Slow Rolling Crimea Crisis—A Good Path


For John, BLUFIt is a crisis far from home and V. Putin is setting the pace.  Let us hope he isn't stupid.



Today's Poll Question at The [Lowell] Sun is "Should the US use military force in the Ukraine?  The good news is that it is running 9 to 1 against.  The accompanying Editorial says:
A crisis?  In no ncertain terms.
But no reason to usher in another Cold War.
And, one would presume, a hot one.

Over at the web magazine, War on the Rocks is a piece by Mr Mark Safranski, "Let's Slow Roll Any Moves Toward Crimean War II."

One of the more curious implicit assumptions about the crisis in Ukraine is that the subsequent occupation of the Crimea by Russia represents some kind of triumph for President Vladimir Putin and a defeat for the United States.  It is a weird, strategic myopia that comes from an unrealistic belief that the United States should be expected to have a granular level of political control over and responsibility for events on the entire planet.  We don’t and never can but this kind of political megalomania leads first to poor analysis and then worse policies.

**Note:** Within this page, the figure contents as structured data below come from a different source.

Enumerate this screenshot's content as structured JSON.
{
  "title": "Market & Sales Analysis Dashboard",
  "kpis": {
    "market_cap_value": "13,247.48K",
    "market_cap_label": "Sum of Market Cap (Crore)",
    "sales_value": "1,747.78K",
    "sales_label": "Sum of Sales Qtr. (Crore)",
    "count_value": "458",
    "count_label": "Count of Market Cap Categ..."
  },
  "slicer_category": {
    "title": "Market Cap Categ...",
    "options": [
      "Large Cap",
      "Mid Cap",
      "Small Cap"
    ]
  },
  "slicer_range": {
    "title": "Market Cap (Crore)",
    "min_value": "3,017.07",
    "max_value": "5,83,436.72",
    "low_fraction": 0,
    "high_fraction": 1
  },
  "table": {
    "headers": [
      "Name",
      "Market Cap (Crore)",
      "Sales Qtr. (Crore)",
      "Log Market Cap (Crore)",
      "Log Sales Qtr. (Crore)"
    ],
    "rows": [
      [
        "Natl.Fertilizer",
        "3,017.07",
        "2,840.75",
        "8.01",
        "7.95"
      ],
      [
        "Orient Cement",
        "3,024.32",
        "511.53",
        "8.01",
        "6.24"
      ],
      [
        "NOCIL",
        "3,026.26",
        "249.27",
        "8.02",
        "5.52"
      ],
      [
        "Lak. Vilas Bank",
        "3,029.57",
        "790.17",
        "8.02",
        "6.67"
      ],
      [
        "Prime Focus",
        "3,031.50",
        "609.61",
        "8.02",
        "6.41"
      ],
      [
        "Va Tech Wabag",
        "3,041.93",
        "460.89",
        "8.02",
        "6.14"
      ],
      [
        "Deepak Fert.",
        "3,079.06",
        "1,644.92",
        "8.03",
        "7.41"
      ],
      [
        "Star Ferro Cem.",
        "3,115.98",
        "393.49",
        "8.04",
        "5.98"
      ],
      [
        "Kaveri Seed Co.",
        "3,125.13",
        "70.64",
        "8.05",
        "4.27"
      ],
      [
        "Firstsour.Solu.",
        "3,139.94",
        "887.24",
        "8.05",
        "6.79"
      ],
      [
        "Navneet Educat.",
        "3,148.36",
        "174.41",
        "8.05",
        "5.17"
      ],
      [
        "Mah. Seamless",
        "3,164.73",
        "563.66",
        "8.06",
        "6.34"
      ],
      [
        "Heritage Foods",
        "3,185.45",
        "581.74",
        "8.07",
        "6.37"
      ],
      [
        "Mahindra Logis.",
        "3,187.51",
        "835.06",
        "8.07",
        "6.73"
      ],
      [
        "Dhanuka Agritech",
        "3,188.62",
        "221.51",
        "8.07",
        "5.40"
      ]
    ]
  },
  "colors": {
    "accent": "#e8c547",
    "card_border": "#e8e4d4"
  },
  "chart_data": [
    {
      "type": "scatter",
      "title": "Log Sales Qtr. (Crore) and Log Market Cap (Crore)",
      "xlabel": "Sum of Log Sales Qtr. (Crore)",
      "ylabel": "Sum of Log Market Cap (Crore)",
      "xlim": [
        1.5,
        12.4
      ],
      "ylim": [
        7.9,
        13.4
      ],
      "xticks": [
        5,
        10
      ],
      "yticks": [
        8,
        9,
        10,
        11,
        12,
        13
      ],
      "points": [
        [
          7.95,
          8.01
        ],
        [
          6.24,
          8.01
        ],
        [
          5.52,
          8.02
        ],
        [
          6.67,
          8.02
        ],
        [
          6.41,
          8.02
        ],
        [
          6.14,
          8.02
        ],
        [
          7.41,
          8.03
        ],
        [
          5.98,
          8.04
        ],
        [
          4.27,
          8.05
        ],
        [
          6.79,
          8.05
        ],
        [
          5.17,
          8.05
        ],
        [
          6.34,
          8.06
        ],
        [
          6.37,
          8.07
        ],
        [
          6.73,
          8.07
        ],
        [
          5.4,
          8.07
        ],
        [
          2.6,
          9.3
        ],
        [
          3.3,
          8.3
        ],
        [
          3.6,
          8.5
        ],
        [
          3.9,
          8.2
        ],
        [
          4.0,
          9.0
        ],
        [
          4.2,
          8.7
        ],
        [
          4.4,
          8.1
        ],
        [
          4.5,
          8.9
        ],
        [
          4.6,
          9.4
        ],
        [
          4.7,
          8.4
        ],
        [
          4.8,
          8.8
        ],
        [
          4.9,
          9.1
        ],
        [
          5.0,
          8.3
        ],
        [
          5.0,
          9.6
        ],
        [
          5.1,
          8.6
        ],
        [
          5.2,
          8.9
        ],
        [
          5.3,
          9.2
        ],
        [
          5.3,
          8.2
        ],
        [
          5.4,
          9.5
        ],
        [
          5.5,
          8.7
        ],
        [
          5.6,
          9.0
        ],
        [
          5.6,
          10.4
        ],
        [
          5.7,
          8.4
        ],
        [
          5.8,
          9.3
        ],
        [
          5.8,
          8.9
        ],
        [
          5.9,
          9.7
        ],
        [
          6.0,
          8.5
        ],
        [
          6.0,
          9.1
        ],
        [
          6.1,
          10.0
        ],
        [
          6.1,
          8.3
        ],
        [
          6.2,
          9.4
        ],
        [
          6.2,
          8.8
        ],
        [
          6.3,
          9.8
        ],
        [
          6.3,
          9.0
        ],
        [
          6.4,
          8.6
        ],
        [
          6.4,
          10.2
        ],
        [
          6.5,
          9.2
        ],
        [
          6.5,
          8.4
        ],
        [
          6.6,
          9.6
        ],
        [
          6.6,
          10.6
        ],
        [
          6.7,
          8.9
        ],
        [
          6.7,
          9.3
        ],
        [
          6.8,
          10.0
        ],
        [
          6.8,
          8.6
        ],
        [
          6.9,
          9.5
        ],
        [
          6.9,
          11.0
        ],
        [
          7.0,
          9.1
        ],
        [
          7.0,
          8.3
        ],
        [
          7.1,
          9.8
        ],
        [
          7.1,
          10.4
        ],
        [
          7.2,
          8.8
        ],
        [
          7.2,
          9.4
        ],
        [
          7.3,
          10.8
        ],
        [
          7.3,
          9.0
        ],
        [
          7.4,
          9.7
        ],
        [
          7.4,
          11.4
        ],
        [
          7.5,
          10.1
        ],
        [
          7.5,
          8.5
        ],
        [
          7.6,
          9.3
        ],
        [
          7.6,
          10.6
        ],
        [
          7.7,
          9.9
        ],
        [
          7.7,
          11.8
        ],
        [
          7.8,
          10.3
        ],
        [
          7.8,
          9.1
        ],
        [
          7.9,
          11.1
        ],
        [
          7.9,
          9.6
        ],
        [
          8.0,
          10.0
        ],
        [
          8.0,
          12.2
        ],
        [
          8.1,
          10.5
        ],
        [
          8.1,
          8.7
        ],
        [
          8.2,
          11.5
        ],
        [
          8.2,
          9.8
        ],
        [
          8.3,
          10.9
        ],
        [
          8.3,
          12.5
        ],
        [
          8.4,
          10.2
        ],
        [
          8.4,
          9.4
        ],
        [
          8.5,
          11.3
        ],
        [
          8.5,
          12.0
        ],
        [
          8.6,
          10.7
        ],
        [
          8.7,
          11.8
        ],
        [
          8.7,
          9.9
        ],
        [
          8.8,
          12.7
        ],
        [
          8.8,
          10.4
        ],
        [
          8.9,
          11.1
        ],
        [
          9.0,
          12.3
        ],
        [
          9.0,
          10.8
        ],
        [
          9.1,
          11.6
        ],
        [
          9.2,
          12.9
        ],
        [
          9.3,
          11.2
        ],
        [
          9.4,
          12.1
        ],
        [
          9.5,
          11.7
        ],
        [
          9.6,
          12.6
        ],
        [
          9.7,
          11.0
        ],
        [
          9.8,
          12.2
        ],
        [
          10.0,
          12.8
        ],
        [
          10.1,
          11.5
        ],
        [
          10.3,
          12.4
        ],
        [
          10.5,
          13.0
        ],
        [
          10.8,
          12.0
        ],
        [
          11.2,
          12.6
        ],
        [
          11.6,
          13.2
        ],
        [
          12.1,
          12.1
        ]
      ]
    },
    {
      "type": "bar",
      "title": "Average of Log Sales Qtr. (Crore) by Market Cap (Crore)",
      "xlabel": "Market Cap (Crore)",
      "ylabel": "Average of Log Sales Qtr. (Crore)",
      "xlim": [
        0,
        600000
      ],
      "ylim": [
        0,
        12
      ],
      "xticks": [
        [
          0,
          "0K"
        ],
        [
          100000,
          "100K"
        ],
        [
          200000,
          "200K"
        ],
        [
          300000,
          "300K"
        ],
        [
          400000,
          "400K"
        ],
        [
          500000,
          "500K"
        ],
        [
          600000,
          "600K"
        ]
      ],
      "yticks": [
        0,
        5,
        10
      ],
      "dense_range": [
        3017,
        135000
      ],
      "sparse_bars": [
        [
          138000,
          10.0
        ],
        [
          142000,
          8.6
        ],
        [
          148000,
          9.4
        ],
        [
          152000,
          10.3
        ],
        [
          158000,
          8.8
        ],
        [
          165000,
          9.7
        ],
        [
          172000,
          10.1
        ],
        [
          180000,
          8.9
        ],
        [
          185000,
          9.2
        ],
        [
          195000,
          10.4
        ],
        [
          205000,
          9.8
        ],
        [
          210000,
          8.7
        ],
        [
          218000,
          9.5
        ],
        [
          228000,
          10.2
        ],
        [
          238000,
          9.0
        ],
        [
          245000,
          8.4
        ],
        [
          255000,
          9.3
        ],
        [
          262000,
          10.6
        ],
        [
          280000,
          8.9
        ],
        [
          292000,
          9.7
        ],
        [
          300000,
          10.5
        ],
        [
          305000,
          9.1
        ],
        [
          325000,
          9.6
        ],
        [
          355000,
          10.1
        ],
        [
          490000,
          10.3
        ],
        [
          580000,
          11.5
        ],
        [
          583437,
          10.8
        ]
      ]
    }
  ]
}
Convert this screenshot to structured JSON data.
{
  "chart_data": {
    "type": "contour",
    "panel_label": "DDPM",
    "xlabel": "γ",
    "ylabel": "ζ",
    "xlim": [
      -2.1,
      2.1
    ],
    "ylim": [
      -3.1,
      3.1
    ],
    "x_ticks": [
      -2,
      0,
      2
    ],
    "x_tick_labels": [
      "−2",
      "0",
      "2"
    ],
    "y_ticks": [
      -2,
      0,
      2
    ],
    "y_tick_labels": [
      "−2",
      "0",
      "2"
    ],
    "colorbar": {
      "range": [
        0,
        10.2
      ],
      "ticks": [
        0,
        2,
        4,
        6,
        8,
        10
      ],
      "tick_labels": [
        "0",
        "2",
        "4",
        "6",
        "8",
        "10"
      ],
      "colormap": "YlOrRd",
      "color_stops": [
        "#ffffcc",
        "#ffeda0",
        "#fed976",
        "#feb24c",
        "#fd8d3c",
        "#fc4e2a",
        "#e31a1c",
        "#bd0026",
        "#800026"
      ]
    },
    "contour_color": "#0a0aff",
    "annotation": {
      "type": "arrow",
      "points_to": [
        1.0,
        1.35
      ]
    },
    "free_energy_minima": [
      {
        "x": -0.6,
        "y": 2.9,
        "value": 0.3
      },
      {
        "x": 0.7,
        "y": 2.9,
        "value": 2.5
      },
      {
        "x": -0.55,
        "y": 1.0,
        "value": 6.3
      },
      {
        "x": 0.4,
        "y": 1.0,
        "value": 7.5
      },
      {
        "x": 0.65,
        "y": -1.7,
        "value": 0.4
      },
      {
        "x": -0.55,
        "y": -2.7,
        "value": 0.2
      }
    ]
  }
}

Far from being entitled to do a victory lap, Putin’s mishandling of Ukraine has dealt Moscow a strategic defeat.  With artful bullying and a $15 billion bribe, Putin had pulled off a diplomatic coup by getting President Victor Yanukovych to reverse Ukraine’s nearly finalized deal with the European Union and align itself vaguely with Russia and Putin’s shabby League of Eurasian Dictators.  This would have been a tremendous strategic win for Russia to have Ukraine with its rich resources and key geographic location not only well-disposed to Moscow, but as a compliant satellite.  Much like Belarus, Ukraine would have been isolated from the West and dependent upon Russia.

Had Putin and Yanukovych left well enough alone the deal might have stuck, but instead they hastily tried to lock in their gains by creating a neo-siloviki regime around the uncharismatic Yanukovych through the passage of “the dictatorship laws”.  Unfortunately for Putin, as protests in Kiev exploded into mass demonstrations, Yanukovych proved spectacularly inept even as a puppet dictator, managing to be brutally murderous, hesitant, incompetent and cowardly enough to alienate foreign opinion, the Ukrainian military leadership, and even his own political base.  With Yanukovych having fled and now reduced to giving press conferences at Russian shopping malls, Putin decided to grab Crimea as a sort of a face-saving geopolitical consolation prize.

We do need to draw a line and we need to decide, along with our friends and allies, where that line should be.  Others are looking, including China.  Already, I suspect, Iran and North Korea have taken the lesson that you never give up nuclear weapons, as Ukraine did, in exchange for pledges of its independence and integrity being protected.

Regards  —  Cliff

  Current convention is "Ukraine", not "the Ukraine".  Who knew?